Nach diesem überaus traurigen Bild von der Weltherrschaft des Satans hat der Seher den Christen etwas ganz Wichtiges zu sagen. Wie in den Gemeindebriefen ruft er zum Achthaben auf diese Botschaft auf, und wir können uns leicht vorstellen, wie die Teilnehmer am urkirchlichen Gottesdienst aufhorchten, als der Vorleser zu dieser Stelle kam. (Vers 8-9, siehe den Beitrag: Lüge und Lästerung werden Grundsatz) Für uns ist der folgende Vers nicht minder bedeutsam.
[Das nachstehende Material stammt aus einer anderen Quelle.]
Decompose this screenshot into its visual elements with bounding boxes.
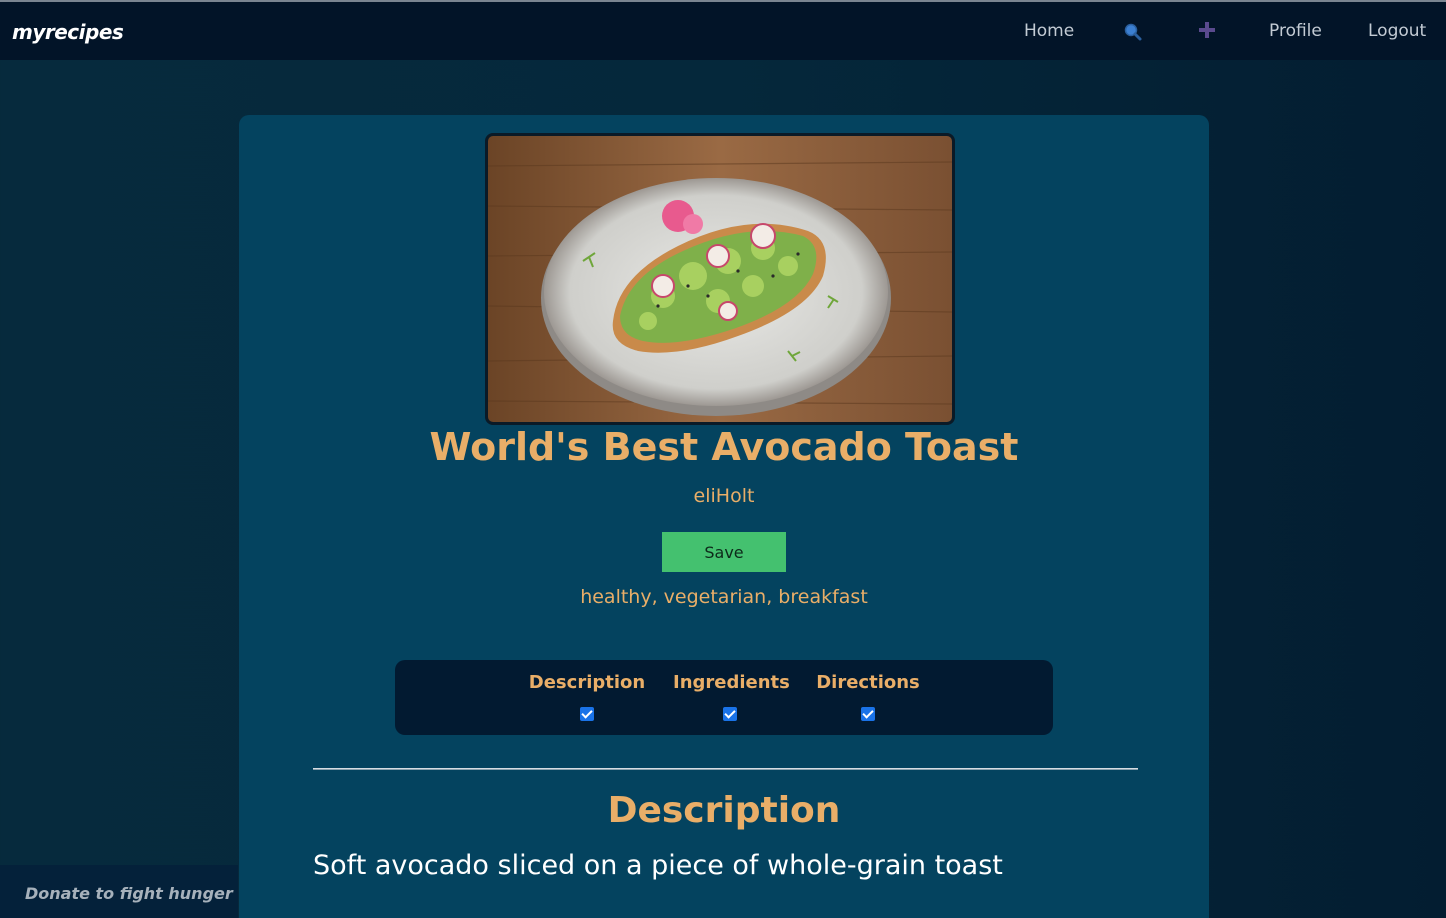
recipe-photo — [485, 133, 955, 425]
toggle-ingredients: Ingredients — [673, 672, 790, 726]
toggle-directions-checkbox[interactable] — [861, 707, 875, 721]
nav-profile-link[interactable]: Profile — [1269, 21, 1322, 41]
toggle-description-checkbox[interactable] — [580, 707, 594, 721]
recipe-title: World's Best Avocado Toast — [429, 425, 1019, 469]
nav-home-link[interactable]: Home — [1024, 21, 1074, 41]
description-heading: Description — [607, 790, 841, 831]
save-button[interactable]: Save — [662, 532, 786, 572]
recipe-tags: healthy, vegetarian, breakfast — [580, 586, 868, 608]
donate-banner[interactable]: Donate to fight hunger — [0, 865, 238, 918]
nav-logout-link[interactable]: Logout — [1368, 21, 1426, 41]
donate-text: Donate to fight hunger — [25, 884, 233, 903]
brand-logo[interactable]: myrecipes — [12, 20, 124, 44]
recipe-card: World's Best Avocado Toast eliHolt Save … — [239, 115, 1209, 918]
description-text: Soft avocado sliced on a piece of whole-… — [313, 850, 1003, 881]
plus-icon[interactable] — [1197, 20, 1217, 40]
recipe-author[interactable]: eliHolt — [239, 485, 1209, 507]
toggle-description: Description — [527, 672, 647, 726]
section-divider — [313, 768, 1138, 770]
toggle-directions: Directions — [813, 672, 923, 726]
toggle-description-label: Description — [528, 672, 646, 693]
toggle-ingredients-label: Ingredients — [673, 672, 790, 693]
toggle-ingredients-checkbox[interactable] — [723, 707, 737, 721]
section-toggle-bar: Description Ingredients Directions — [395, 660, 1053, 735]
search-icon[interactable] — [1123, 22, 1143, 42]
toggle-directions-label: Directions — [816, 672, 920, 693]
navbar: myrecipes Home Profile Logout — [0, 2, 1446, 60]
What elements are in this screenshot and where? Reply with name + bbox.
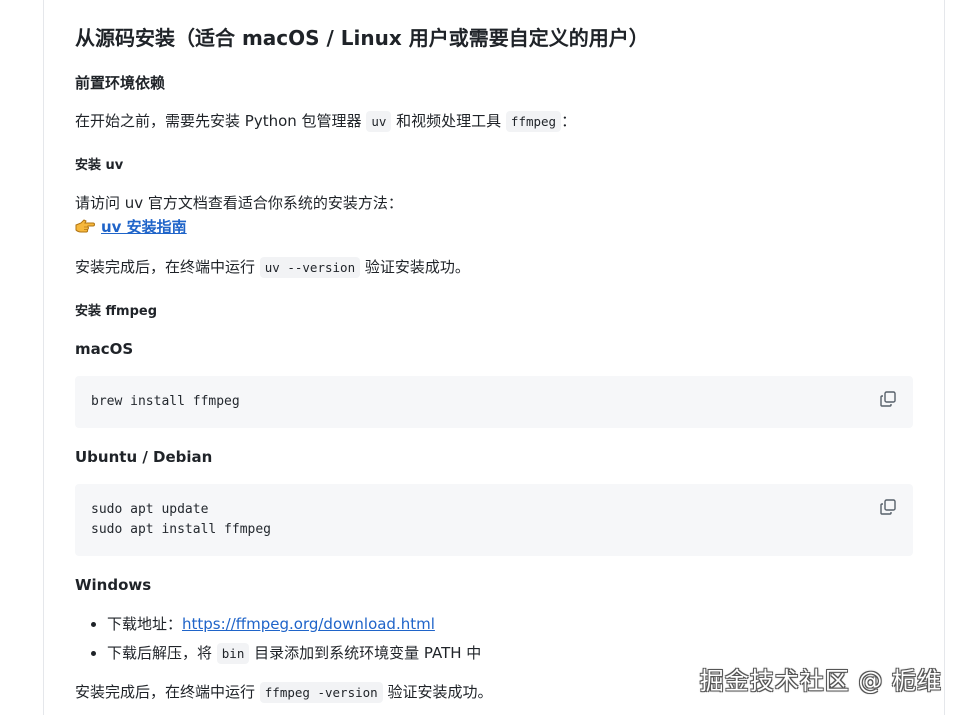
macos-code: brew install ffmpeg: [91, 394, 240, 409]
inline-code-ffmpeg-version: ffmpeg -version: [259, 682, 383, 703]
page-frame: [43, 0, 945, 715]
install-uv-text: 请访问 uv 官方文档查看适合你系统的安装方法：: [75, 194, 403, 212]
ubuntu-code: sudo apt update sudo apt install ffmpeg: [91, 502, 272, 537]
uv-verify-before: 安装完成后，在终端中运行: [75, 258, 260, 276]
macos-heading: macOS: [75, 340, 134, 358]
pointing-hand-icon: [75, 215, 96, 239]
inline-code-ffmpeg: ffmpeg: [505, 111, 562, 132]
inline-code-bin: bin: [216, 643, 250, 664]
install-uv-heading: 安装 uv: [75, 158, 124, 173]
watermark: 掘金技术社区 @ 栀维: [699, 667, 942, 695]
uv-guide-line: uv 安装指南: [75, 215, 187, 239]
prereq-intro-text-2: 和视频处理工具: [391, 112, 506, 130]
install-ffmpeg-heading: 安装 ffmpeg: [75, 304, 158, 319]
uv-verify-after: 验证安装成功。: [360, 258, 470, 276]
inline-code-uv-version: uv --version: [259, 257, 361, 278]
inline-code-uv: uv: [366, 111, 392, 132]
ffmpeg-verify-text: 安装完成后，在终端中运行 ffmpeg -version 验证安装成功。: [75, 680, 492, 705]
ffmpeg-verify-after: 验证安装成功。: [382, 683, 493, 701]
list-item: 下载地址：https://ffmpeg.org/download.html: [107, 610, 481, 639]
macos-code-block: brew install ffmpeg: [75, 376, 913, 428]
copy-icon[interactable]: [879, 498, 897, 516]
ubuntu-heading: Ubuntu / Debian: [75, 448, 213, 466]
download-label: 下载地址：: [107, 615, 183, 633]
page-title: 从源码安装（适合 macOS / Linux 用户或需要自定义的用户）: [75, 26, 649, 50]
windows-steps-list: 下载地址：https://ffmpeg.org/download.html 下载…: [75, 610, 481, 668]
path-step-after: 目录添加到系统环境变量 PATH 中: [249, 644, 482, 662]
prereq-heading: 前置环境依赖: [75, 74, 166, 92]
prereq-intro: 在开始之前，需要先安装 Python 包管理器 uv 和视频处理工具 ffmpe…: [75, 109, 576, 134]
ffmpeg-verify-before: 安装完成后，在终端中运行: [75, 683, 260, 701]
path-step-before: 下载后解压，将: [107, 644, 217, 662]
uv-install-guide-link[interactable]: uv 安装指南: [101, 218, 187, 236]
ffmpeg-download-link[interactable]: https://ffmpeg.org/download.html: [182, 615, 435, 633]
ubuntu-code-block: sudo apt update sudo apt install ffmpeg: [75, 484, 913, 556]
copy-icon[interactable]: [879, 390, 897, 408]
prereq-intro-colon: ：: [561, 112, 577, 130]
uv-verify-text: 安装完成后，在终端中运行 uv --version 验证安装成功。: [75, 255, 470, 280]
windows-heading: Windows: [75, 576, 152, 594]
prereq-intro-text: 在开始之前，需要先安装 Python 包管理器: [75, 112, 367, 130]
list-item: 下载后解压，将 bin 目录添加到系统环境变量 PATH 中: [107, 639, 481, 668]
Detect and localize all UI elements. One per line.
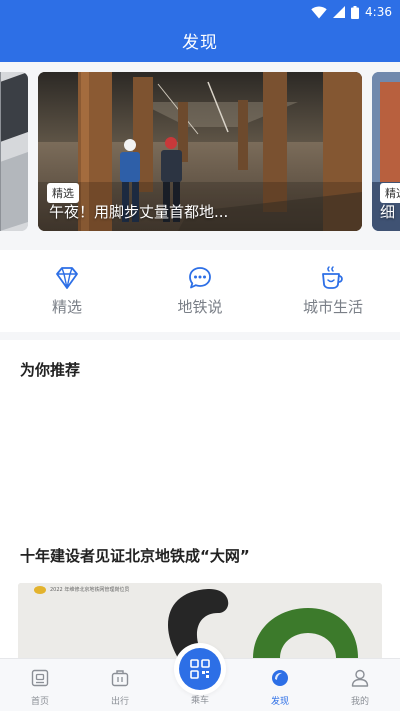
carousel-caption: 细: [380, 203, 396, 221]
person-icon: [351, 669, 369, 687]
tab-discover[interactable]: 发现: [240, 659, 320, 711]
status-bar: 4:36: [311, 3, 392, 21]
tab-label: 出行: [110, 697, 129, 707]
category-city-life[interactable]: 城市生活: [266, 250, 400, 332]
carousel-card-next[interactable]: 精选 细: [372, 72, 400, 231]
wifi-icon: [311, 5, 327, 19]
tab-label: 首页: [30, 697, 49, 707]
banner-carousel[interactable]: 精选 午夜！用脚步丈量首都地... 精选 细: [0, 62, 400, 240]
article-image: [18, 583, 382, 658]
article-thumbnail[interactable]: 2022 年维修北京地铁网管理岗位员: [18, 583, 382, 658]
battery-icon: [351, 5, 360, 19]
page-title: 发现: [182, 33, 218, 53]
category-metro-talk[interactable]: 地铁说: [133, 250, 267, 332]
recommend-section: 为你推荐 十年建设者见证北京地铁成“大网” 2022 年维修北京地铁网管理岗位员: [0, 340, 400, 658]
tab-label: 发现: [270, 697, 289, 707]
signal-icon: [333, 6, 346, 18]
coffee-cup-icon: [322, 266, 343, 289]
carousel-image-prev: [0, 72, 28, 231]
article-title[interactable]: 十年建设者见证北京地铁成“大网”: [20, 545, 250, 566]
article-thumb-caption: 2022 年维修北京地铁网管理岗位员: [50, 587, 130, 593]
tab-travel[interactable]: 出行: [80, 659, 160, 711]
category-featured[interactable]: 精选: [0, 250, 134, 332]
category-nav: 精选 地铁说 城市生活: [0, 250, 400, 332]
tab-ride-button[interactable]: [179, 648, 221, 690]
carousel-card-featured[interactable]: 精选 午夜！用脚步丈量首都地...: [38, 72, 362, 231]
discover-screen: 4:36 发现 精选 午夜！用脚步丈量首都地... 精 细 精选 地铁说 城市生…: [0, 0, 400, 711]
bag-icon: [111, 670, 129, 687]
category-label: 精选: [51, 298, 82, 316]
carousel-card-prev[interactable]: [0, 72, 28, 231]
category-label: 城市生活: [302, 298, 363, 316]
header: 4:36 发现: [0, 0, 400, 62]
category-label: 地铁说: [177, 298, 223, 316]
tab-label: 乘车: [190, 696, 209, 706]
qr-code-icon: [190, 659, 210, 679]
discover-icon: [272, 670, 288, 686]
featured-tag: 精选: [47, 183, 79, 203]
chat-bubble-icon: [189, 267, 211, 289]
tab-home[interactable]: 首页: [0, 659, 80, 711]
tab-label: 我的: [350, 697, 369, 707]
carousel-caption: 午夜！用脚步丈量首都地...: [49, 203, 229, 221]
section-title: 为你推荐: [20, 361, 81, 379]
status-time: 4:36: [365, 5, 392, 19]
tab-mine[interactable]: 我的: [320, 659, 400, 711]
home-icon: [31, 669, 49, 687]
featured-tag: 精选: [380, 183, 400, 203]
diamond-icon: [56, 267, 78, 289]
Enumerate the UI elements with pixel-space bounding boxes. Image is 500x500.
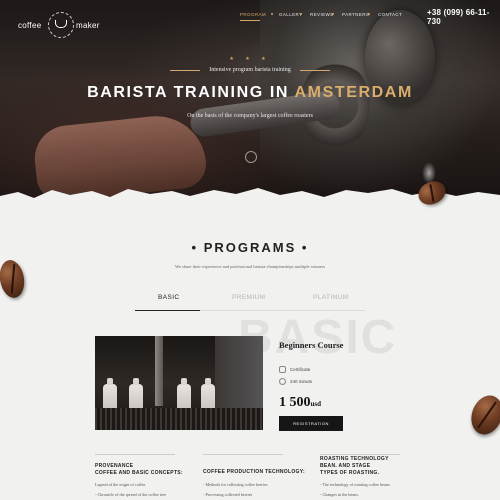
column-title-line: TYPES OF ROASTING. [320,470,380,476]
price-currency: usd [310,400,322,408]
programs-description: We share their experience and profession… [175,264,325,269]
list-item: - Changes in the beans. [320,492,359,497]
column-title: PROVENANCE COFFEE AND BASIC CONCEPTS: [95,463,183,477]
column-title-line: PROVENANCE [95,463,134,469]
hero-stars: ★ ★ ★ [229,56,271,62]
list-item: - Chronicle of the spread of the coffee … [95,492,167,497]
logo[interactable]: coffee maker [18,8,100,40]
milk-jug [129,378,143,410]
nav-item-contact[interactable]: CONTACT [378,12,402,17]
scroll-down-icon[interactable] [245,151,257,163]
logo-word-left: coffee [18,21,42,30]
cup-icon [55,20,67,28]
column-divider [320,454,400,455]
course-name: Beginners Course [279,340,344,350]
registration-button[interactable]: REGISTRATION [279,416,343,431]
milk-jug [177,378,191,410]
programs-title: • PROGRAMS • [191,240,309,255]
hero-title-city: AMSTERDAM [294,84,413,101]
column-title-line: COFFEE AND BASIC CONCEPTS: [95,470,183,476]
column-title: ROASTING TECHNOLOGY BEAN. AND STAGE TYPE… [320,456,389,477]
list-item: - The technology of roasting coffee bean… [320,482,391,487]
price-amount: 1 500 [279,395,311,410]
milk-jug [103,378,117,410]
logo-word-right: maker [76,21,100,30]
hero-title-main: BARISTA TRAINING IN [87,84,295,101]
certificate-icon [279,366,286,373]
column-title-line: COFFEE PRODUCTION TECHNOLOGY: [203,469,305,475]
column-title: COFFEE PRODUCTION TECHNOLOGY: [203,469,305,476]
nav-item-program[interactable]: PROGRAM [240,12,266,17]
phone-number[interactable]: +38 (099) 66-11-730 [427,8,500,26]
column-divider [95,454,175,455]
clock-icon [279,378,286,385]
nav-active-underline [240,20,260,21]
nav-dot [368,13,370,15]
milk-jug [201,378,215,410]
certificate-label: Certificate [290,367,311,372]
nav-dot [332,13,334,15]
hero-tagline: On the basis of the company's largest co… [187,113,313,119]
espresso-spout [155,336,163,406]
tab-premium[interactable]: PREMIUM [232,294,266,301]
active-tab-underline [135,310,200,311]
coffee-bean-image [466,391,500,439]
course-photo [95,336,263,430]
column-divider [203,454,283,455]
course-duration: 240 minuts [290,379,313,384]
column-title-line: ROASTING TECHNOLOGY [320,456,389,462]
hero-title: BARISTA TRAINING IN AMSTERDAM [0,84,500,102]
nav-item-partners[interactable]: PARTNERS [342,12,369,17]
tab-basic[interactable]: BASIC [158,294,180,301]
list-item: Legend of the origin of coffee. [95,482,147,487]
column-title-line: BEAN. AND STAGE [320,463,371,469]
nav-item-gallery[interactable]: GALLERY [279,12,302,17]
course-price: 1 500usd [279,395,321,411]
nav-dot [300,13,302,15]
nav-dot [271,13,273,15]
tab-platinum[interactable]: PLATINUM [313,294,349,301]
drip-tray [95,408,263,430]
nav-item-reviews[interactable]: REVIEWS [310,12,334,17]
list-item: - Methods for collecting coffee berries [203,482,268,487]
list-item: - Processing collected berries [203,492,253,497]
hero-subtitle: Intensive program barista training [209,67,291,73]
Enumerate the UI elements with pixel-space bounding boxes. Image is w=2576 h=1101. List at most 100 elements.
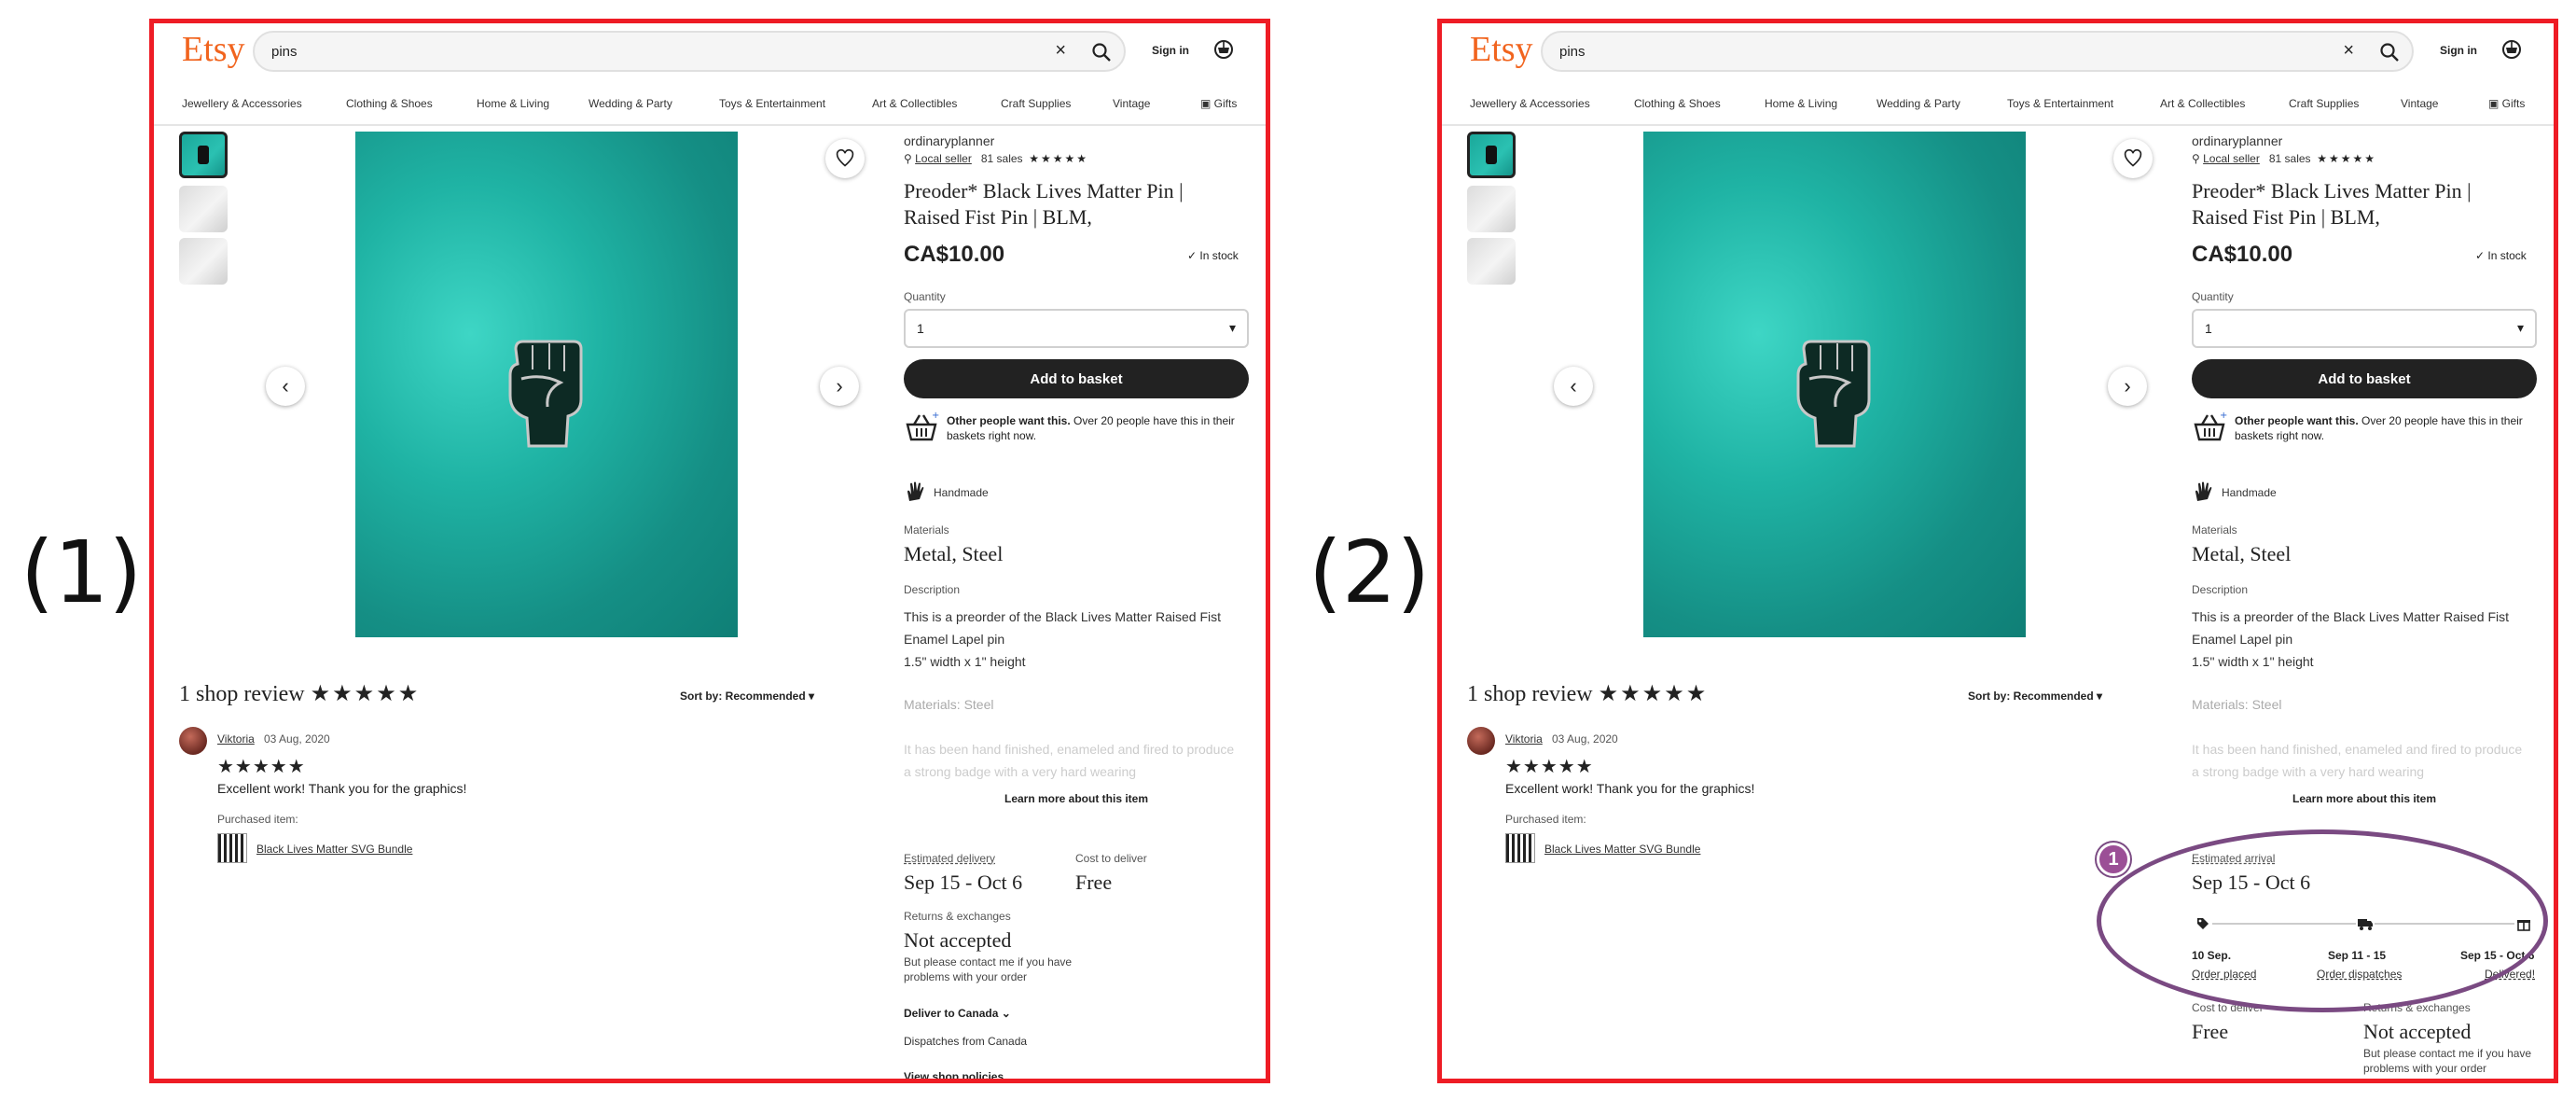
screenshot-panel-2: Etsy pins × Sign in Jewellery & Accessor…	[1437, 19, 2558, 1083]
search-bar[interactable]: pins ×	[1541, 31, 2414, 72]
basket-demand-icon: +	[2194, 411, 2227, 441]
reviews-stars: ★★★★★	[1598, 682, 1709, 706]
reviews-heading: 1 shop review ★★★★★	[1467, 680, 1708, 707]
category-jewellery[interactable]: Jewellery & Accessories	[182, 97, 302, 110]
sign-in-link[interactable]: Sign in	[2440, 44, 2477, 57]
basket-icon[interactable]	[2500, 38, 2523, 61]
returns-note: But please contact me if you have proble…	[904, 955, 1073, 983]
favorite-button[interactable]	[825, 139, 865, 178]
category-wedding[interactable]: Wedding & Party	[1877, 97, 1960, 110]
sales-count: 81 sales	[2268, 152, 2311, 165]
etsy-logo[interactable]: Etsy	[182, 29, 245, 70]
caret-down-icon: ▾	[1228, 320, 1236, 335]
category-nav: Jewellery & Accessories Clothing & Shoes…	[154, 79, 1266, 126]
quantity-select[interactable]: 1 ▾	[904, 309, 1249, 348]
close-icon[interactable]: ×	[1055, 40, 1066, 62]
product-image	[355, 132, 738, 637]
shop-rating-stars: ★★★★★	[1029, 152, 1089, 165]
caret-down-icon: ▾	[2516, 320, 2524, 335]
cost-label: Cost to deliver	[1075, 852, 1147, 865]
gallery-thumbnail-1[interactable]	[179, 132, 228, 178]
reviews-stars: ★★★★★	[310, 682, 421, 706]
returns-label: Returns & exchanges	[904, 910, 1011, 923]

Schon im 8. Vers klang leise die Mahnung an die Christusjünger mit, den Sieg des Tierdämons nicht die hoffnungslosem Pessimismus gegenüber zu stehen. Keiner soll mit dem zweifelnden Job fragen: „Was ist der Allmächtige, daß wir ihm dienen sollten? Und was nützt es uns, daß wir ihn anrufen?“ (Job 21, 15) Wird nun Johannes den Christen raten, weniger unnachgiebig zu sein, sondern den neuen Verhältnissen Rechnung zu tragen und mit dem Machthaber, der nun einmal gesiegt hat, Kompromisse zu schließen? Solche „Klugheit“ wird nirgendwo im Neuen Testament empfohlen, am wenigsten in der Apokalypse, dem Buch, das zum Martyrium erziehen will. Oder weist Johannes prophetisch darauf hin, daß den übermütigen Verfolger der Kirche einst das gleiche Los treffen wird, das er jetzt über die wehrlosen Jünger Christi verhängt? Das Blatt wird sich einmal wenden. Dann wird der Allherrscher im Himmel vor aller Welt dartun, daß er nicht auf ewig seiner spotten, noch ungestraft die Seinen ungerecht verfolgen läßt. Dann wird jeder ins Gefängnis wandern, der jetzt andere hinein führt; und jeder wird mit dem Schwert getötet werden, der es jetzt gegen die schuldlosen Gottesverehrer zieht. So deuten manche den Text; denn sie lesen: „Wenn einer in Gefangenschaft führt, so geht er in Gefangenschaft; wenn einer mit dem Schwert tötet, so muss er mit dem Schwert getötet werden.“ Das wäre ein Hinweis auf Gottes ausgleichende Gerechtigkeit, ein Gedanke, dem Laktantius um 314 beredten Ausdruck gab in seiner berühmt gewordenen Schrift „De mortibus persecutorum“. Andere deuten den gleichen Text als Warnung vor aktiven Widerstand der Christen gegen ihre Verfolger, also im Sinne von Matth. 26, 52. Was hätten Christen dadurch anderes erreicht als noch grausamere Maßnahmen der Gewalthaber, abgesehen davon, daß sie in ihrer Lage gar nicht imstande waren, ihre Feinde in Gefangenschaft zu führen?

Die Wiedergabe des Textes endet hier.